The construction of residential properties in the latter half of 2017 defied expectations of softening activity, with the Housing Institute of Australia predicting that the best is yet to come.
According to Geordan Murray, HIA senior economist, the release of the Australian Bureau of Statistic’s September 2017 quarter building activity and November 2017 housing finance figures point to residential construction holding up in the second half of 2017.
“During the year, there were some concerns about activity softening, but the figures confirm that we finished 2017 on a solid footing,” Mr Murray said.
“New figures released today show a slight increase (0.7 per cent) in the number of housing starts during the September 2017 quarter, although this was still around 3.3 per cent down from the level recorded a year earlier.

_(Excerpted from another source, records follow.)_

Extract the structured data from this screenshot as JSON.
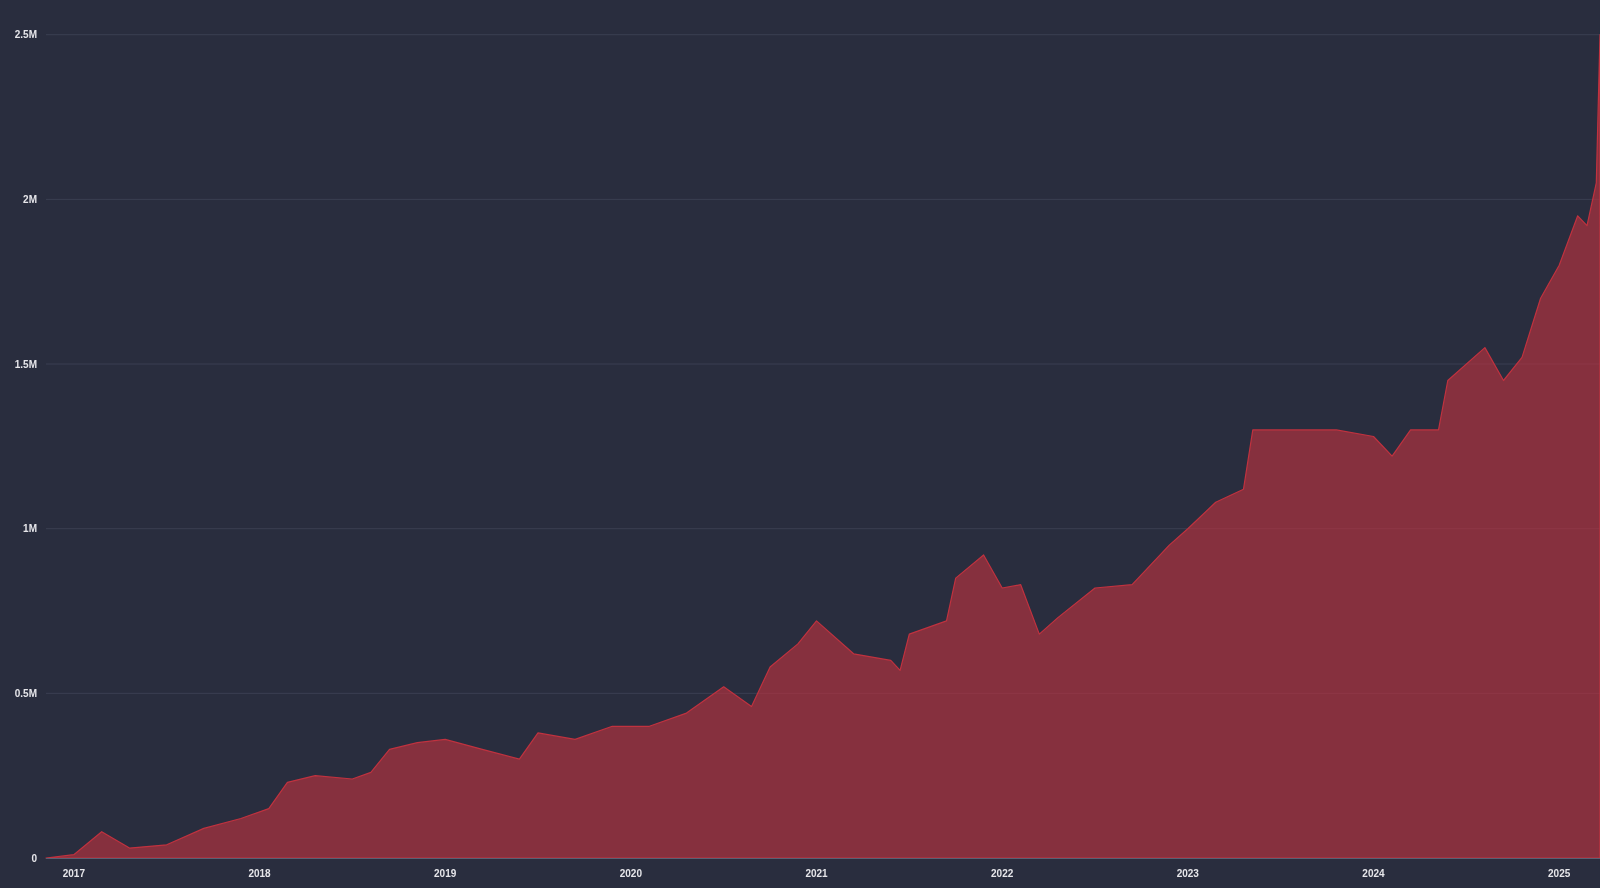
{
  "chart_data": {
    "type": "area",
    "x": [
      2016.85,
      2017.0,
      2017.15,
      2017.3,
      2017.5,
      2017.7,
      2017.9,
      2018.05,
      2018.15,
      2018.3,
      2018.5,
      2018.6,
      2018.7,
      2018.85,
      2019.0,
      2019.2,
      2019.4,
      2019.5,
      2019.7,
      2019.9,
      2020.1,
      2020.3,
      2020.5,
      2020.65,
      2020.75,
      2020.9,
      2021.0,
      2021.2,
      2021.4,
      2021.45,
      2021.5,
      2021.7,
      2021.75,
      2021.9,
      2022.0,
      2022.1,
      2022.2,
      2022.3,
      2022.5,
      2022.7,
      2022.9,
      2023.0,
      2023.15,
      2023.3,
      2023.35,
      2023.5,
      2023.8,
      2024.0,
      2024.1,
      2024.2,
      2024.35,
      2024.4,
      2024.6,
      2024.7,
      2024.8,
      2024.9,
      2025.0,
      2025.1,
      2025.15,
      2025.2,
      2025.22
    ],
    "series": [
      {
        "color": "#c0323f",
        "values": [
          0,
          10000,
          80000,
          30000,
          40000,
          90000,
          120000,
          150000,
          230000,
          250000,
          240000,
          260000,
          330000,
          350000,
          360000,
          330000,
          300000,
          380000,
          360000,
          400000,
          400000,
          440000,
          520000,
          460000,
          580000,
          650000,
          720000,
          620000,
          600000,
          570000,
          680000,
          720000,
          850000,
          920000,
          820000,
          830000,
          680000,
          730000,
          820000,
          830000,
          950000,
          1000000,
          1080000,
          1120000,
          1300000,
          1300000,
          1300000,
          1280000,
          1220000,
          1300000,
          1300000,
          1450000,
          1550000,
          1450000,
          1520000,
          1700000,
          1800000,
          1950000,
          1920000,
          2050000,
          2500000
        ]
      }
    ],
    "grid": true,
    "xlim": [
      2016.85,
      2025.22
    ],
    "ylim": [
      0,
      2500000
    ],
    "xticks": [
      2017,
      2018,
      2019,
      2020,
      2021,
      2022,
      2023,
      2024,
      2025
    ],
    "yticks": [
      {
        "value": 0,
        "label": "0"
      },
      {
        "value": 500000,
        "label": "0.5M"
      },
      {
        "value": 1000000,
        "label": "1M"
      },
      {
        "value": 1500000,
        "label": "1.5M"
      },
      {
        "value": 2000000,
        "label": "2M"
      },
      {
        "value": 2500000,
        "label": "2.5M"
      }
    ]
  }
}
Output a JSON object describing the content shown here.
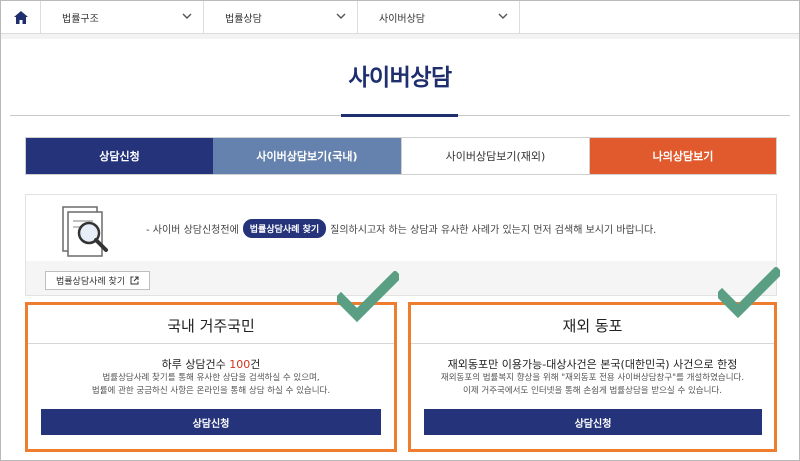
{
  "breadcrumb": {
    "home_icon": "home-icon",
    "level1": "법률구조",
    "level2": "법률상담",
    "level3": "사이버상담"
  },
  "page": {
    "title": "사이버상담"
  },
  "tabs": [
    {
      "label": "상담신청",
      "color": "#24337a"
    },
    {
      "label": "사이버상담보기(국내)",
      "color": "#6482ad"
    },
    {
      "label": "사이버상담보기(재외)",
      "color": "#ffffff"
    },
    {
      "label": "나의상담보기",
      "color": "#e15a2d"
    }
  ],
  "guide": {
    "icon": "document-search-icon",
    "text_before": "- 사이버 상담신청전에",
    "pill_label": "법률상담사례 찾기",
    "text_after": "질의하시고자 하는 상담과 유사한 사례가 있는지 먼저 검색해 보시기 바랍니다.",
    "search_link_label": "법률상담사례 찾기",
    "search_link_icon": "external-link-icon"
  },
  "cards": {
    "domestic": {
      "title": "국내 거주국민",
      "sub_prefix": "하루 상담건수 ",
      "sub_count": "100",
      "sub_suffix": "건",
      "desc_line1": "법률상담사례 찾기를 통해 유사한 상담을 검색하실 수 있으며,",
      "desc_line2": "법률에 관한 궁금하신 사항은 온라인을 통해 상담 하실 수 있습니다.",
      "button_label": "상담신청"
    },
    "overseas": {
      "title": "재외 동포",
      "sub": "재외동포만 이용가능-대상사건은 본국(대한민국) 사건으로 한정",
      "desc_line1": "재외동포의 법률복지 향상을 위해 \"재외동포 전용 사이버상담창구\"를 개설하였습니다.",
      "desc_line2": "이제 거주국에서도 인터넷을 통해 손쉽게 법률상담을 받으실 수 있습니다.",
      "button_label": "상담신청"
    }
  },
  "colors": {
    "navy": "#24337a",
    "highlight_border": "#ef7d2f",
    "checkmark": "#5a9e84"
  }
}
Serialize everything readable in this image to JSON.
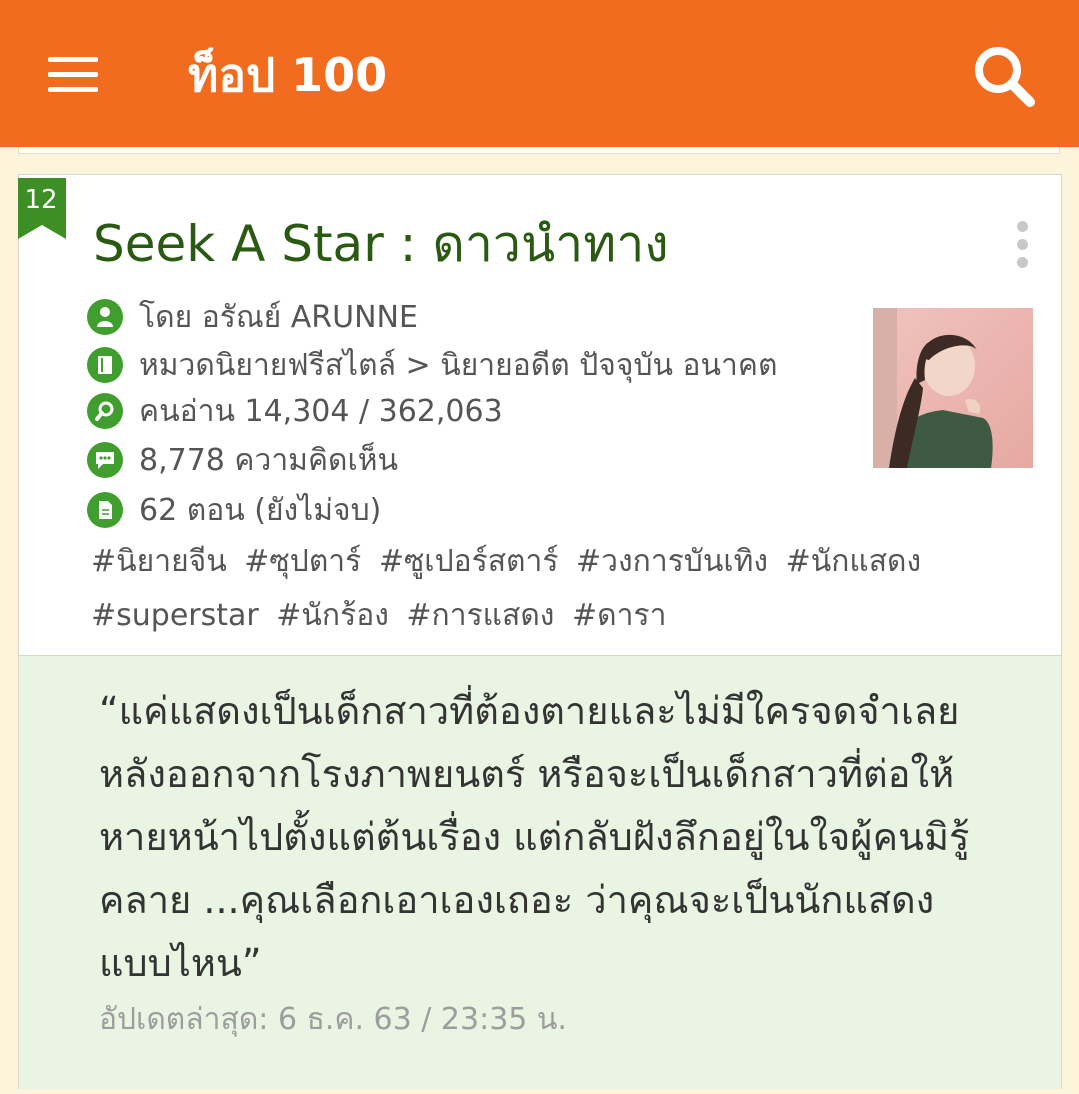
{
  "header": {
    "title": "ท็อป 100",
    "menu_icon": "hamburger-menu-icon",
    "search_icon": "search-icon",
    "bg_color": "#f26c1f"
  },
  "story": {
    "rank": "12",
    "title": "Seek A Star : ดาวนำทาง",
    "author_line": "โดย อรัณย์ ARUNNE",
    "category_line": "หมวดนิยายฟรีสไตล์ > นิยายอดีต ปัจจุบัน อนาคต",
    "readers_line": "คนอ่าน 14,304 / 362,063",
    "comments_line": "8,778 ความคิดเห็น",
    "episodes_line": "62 ตอน (ยังไม่จบ)",
    "tags": [
      "#นิยายจีน",
      "#ซุปตาร์",
      "#ซูเปอร์สตาร์",
      "#วงการบันเทิง",
      "#นักแสดง",
      "#superstar",
      "#นักร้อง",
      "#การแสดง",
      "#ดารา"
    ],
    "blurb": "“แค่แสดงเป็นเด็กสาวที่ต้องตายและไม่มีใครจดจำเลยหลังออกจากโรงภาพยนตร์ หรือจะเป็นเด็กสาวที่ต่อให้หายหน้าไปตั้งแต่ต้นเรื่อง แต่กลับฝังลึกอยู่ในใจผู้คนมิรู้คลาย ...คุณเลือกเอาเองเถอะ ว่าคุณจะเป็นนักแสดงแบบไหน”",
    "updated": "อัปเดตล่าสุด: 6 ธ.ค. 63 / 23:35 น.",
    "accent_color": "#3f9e2d",
    "title_color": "#2a5a12"
  }
}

“A resurgent multi-unit sector drove the lift in starts, with activity increasing by 5.3 per cent in the September 2017 quarter. Detached house starts declined by 3.4 per cent during the quarter but remain at relatively healthy levels.”
Mr Murray predicted building activity to maintain its high levels throughout 2018 due to leading indicators of future activity, recent building approvals data and the housing finance figures, as these data points show that there is still demand for housing.
“The number of new loans to owner-occupiers building or purchasing new homes continued to increase in November,” Mr Murray said.
“Lending for new homes during November increased by 2.2 per cent on the prior month, and the total number of loans during the three months to November 2017 was 12.4 per cent higher than the same time a year earlier.
“Despite the strong end to 2017, there is little doubt that the housing cycle has passed the peak. But with strong levels of population growth, a strengthening labour market and interest rates predicted to remain at historically low levels for some time yet, 2018 could still be stronger than many analysts expect.”